Holding handsSo is she just tougher than the rest? Didn't she get the same worrying gene most of us possess? "Please, tell me you worry about something?" I pleaded with her.

"I always have and always will worry about cars: when we're in them, when we're near them and I just hate thinking about when they'll be driving ‘em," Skenazy says. "I'm not at all immune to worry. In fact, I think of myself AS a worrier. Just a little less so, since researching the book."

But shouldn't we do everything we can to keep them safe? Accidents do happen.

"I do believe in trying to keep kids safe - I love safety! I'm a helmet/seat belt fanatic! But when once in a while weird accidents happen, I find it sad that we blame the parents and tell them the should have been more vigilant - as if there is no such thing as fate or bad luck or, well, accidents. And as if it is a reasonable thing to ask parents to watch their children - literally, sit there and watch them - every second of every day until they are 16 or so."

Sounds so simple, right? Skenazy doesn't assume that you can just stop worrying; after all, that's just part of the parenting gig. In her book she offers practical, graduated steps for parents to try (Free-Range Baby Steps, Free-Range Brave Steps and One Giant Leap for Free-Range Kind Steps), acknowledging that all children are different and that there are no hard-and-fast timetables.

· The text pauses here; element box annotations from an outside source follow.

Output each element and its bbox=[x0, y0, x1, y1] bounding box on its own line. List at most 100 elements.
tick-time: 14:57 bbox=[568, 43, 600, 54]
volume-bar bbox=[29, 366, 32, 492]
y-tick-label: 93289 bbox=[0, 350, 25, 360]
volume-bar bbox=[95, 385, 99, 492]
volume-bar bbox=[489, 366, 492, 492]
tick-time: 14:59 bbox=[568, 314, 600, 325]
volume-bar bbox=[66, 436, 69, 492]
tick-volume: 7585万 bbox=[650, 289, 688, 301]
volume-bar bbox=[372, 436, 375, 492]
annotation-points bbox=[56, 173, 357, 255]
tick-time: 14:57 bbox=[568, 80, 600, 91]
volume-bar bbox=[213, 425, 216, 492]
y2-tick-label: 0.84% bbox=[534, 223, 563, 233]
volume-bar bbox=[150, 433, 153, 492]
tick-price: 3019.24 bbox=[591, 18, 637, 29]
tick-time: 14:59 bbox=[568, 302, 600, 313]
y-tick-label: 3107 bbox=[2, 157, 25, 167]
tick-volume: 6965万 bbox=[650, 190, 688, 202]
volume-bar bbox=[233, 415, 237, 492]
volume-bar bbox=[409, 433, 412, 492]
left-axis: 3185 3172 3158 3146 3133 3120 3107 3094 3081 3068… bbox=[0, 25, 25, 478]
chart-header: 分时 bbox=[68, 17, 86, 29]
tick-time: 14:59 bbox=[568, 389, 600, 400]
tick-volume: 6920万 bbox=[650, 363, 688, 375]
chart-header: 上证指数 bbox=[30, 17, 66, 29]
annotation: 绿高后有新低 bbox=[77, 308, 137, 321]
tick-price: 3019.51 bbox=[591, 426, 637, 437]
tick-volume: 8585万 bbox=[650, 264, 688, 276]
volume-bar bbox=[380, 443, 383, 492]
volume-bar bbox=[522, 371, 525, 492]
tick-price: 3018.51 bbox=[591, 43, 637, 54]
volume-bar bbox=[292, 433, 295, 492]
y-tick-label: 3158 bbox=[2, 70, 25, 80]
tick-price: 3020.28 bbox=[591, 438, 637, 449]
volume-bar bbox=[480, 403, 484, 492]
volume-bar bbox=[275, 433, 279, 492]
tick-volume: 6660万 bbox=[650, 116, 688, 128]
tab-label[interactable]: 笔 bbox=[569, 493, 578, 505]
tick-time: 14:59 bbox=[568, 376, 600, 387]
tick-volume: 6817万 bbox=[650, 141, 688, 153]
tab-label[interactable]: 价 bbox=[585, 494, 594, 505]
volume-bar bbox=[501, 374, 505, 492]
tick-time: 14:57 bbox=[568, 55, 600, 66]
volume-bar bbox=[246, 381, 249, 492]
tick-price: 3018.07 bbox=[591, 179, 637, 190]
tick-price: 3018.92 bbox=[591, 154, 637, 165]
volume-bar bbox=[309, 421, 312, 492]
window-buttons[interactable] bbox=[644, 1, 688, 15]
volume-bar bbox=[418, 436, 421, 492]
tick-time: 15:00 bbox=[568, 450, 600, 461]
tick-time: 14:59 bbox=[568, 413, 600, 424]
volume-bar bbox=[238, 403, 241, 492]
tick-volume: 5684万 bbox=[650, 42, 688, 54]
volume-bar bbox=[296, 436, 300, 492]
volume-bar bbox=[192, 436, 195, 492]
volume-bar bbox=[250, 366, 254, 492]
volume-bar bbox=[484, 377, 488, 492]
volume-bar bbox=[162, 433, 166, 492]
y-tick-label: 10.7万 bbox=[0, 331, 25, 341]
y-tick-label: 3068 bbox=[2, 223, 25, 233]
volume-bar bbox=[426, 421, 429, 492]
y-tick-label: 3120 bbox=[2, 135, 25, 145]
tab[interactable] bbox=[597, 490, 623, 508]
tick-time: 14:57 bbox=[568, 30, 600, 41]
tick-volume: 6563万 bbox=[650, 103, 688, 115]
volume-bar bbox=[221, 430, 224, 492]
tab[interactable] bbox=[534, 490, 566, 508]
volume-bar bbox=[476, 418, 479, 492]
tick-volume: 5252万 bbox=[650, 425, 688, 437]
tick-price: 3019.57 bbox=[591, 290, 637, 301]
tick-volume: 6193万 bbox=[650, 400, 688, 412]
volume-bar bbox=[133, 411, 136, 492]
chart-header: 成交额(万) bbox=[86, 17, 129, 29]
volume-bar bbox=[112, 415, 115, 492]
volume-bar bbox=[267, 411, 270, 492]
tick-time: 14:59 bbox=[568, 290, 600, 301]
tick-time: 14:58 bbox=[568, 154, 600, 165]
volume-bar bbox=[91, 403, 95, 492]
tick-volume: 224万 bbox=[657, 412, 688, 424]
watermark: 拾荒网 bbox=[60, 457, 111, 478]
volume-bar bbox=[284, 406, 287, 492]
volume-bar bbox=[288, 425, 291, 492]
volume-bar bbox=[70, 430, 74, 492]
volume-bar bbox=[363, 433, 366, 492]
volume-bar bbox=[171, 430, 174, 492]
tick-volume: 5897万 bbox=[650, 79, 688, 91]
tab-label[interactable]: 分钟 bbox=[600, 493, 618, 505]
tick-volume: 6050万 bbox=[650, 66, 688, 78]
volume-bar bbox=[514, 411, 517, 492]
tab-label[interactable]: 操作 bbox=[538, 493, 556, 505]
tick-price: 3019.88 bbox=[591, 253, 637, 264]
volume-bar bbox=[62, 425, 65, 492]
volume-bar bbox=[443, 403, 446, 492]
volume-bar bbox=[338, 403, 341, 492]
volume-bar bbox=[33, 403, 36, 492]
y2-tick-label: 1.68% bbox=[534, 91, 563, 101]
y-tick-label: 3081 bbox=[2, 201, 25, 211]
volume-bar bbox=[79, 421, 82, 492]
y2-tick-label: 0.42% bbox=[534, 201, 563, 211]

I find myself repeatedly referring to and thinking about this book, this approach, as I go about my daily parenting. It has made me laugh at myself a little bit more when I find myself telling my son I don't think he should go in the pool because it hasn't been cleaned in a few days and perhaps some of the leaves that have fallen in it may harbor some kind of bacteria ("Hello, what about lakes?!" my husband offers); and it makes me loosen my grip a little on the imaginary safety reins that permeate my every decision. My children just may not have to hold my hand forever, after all.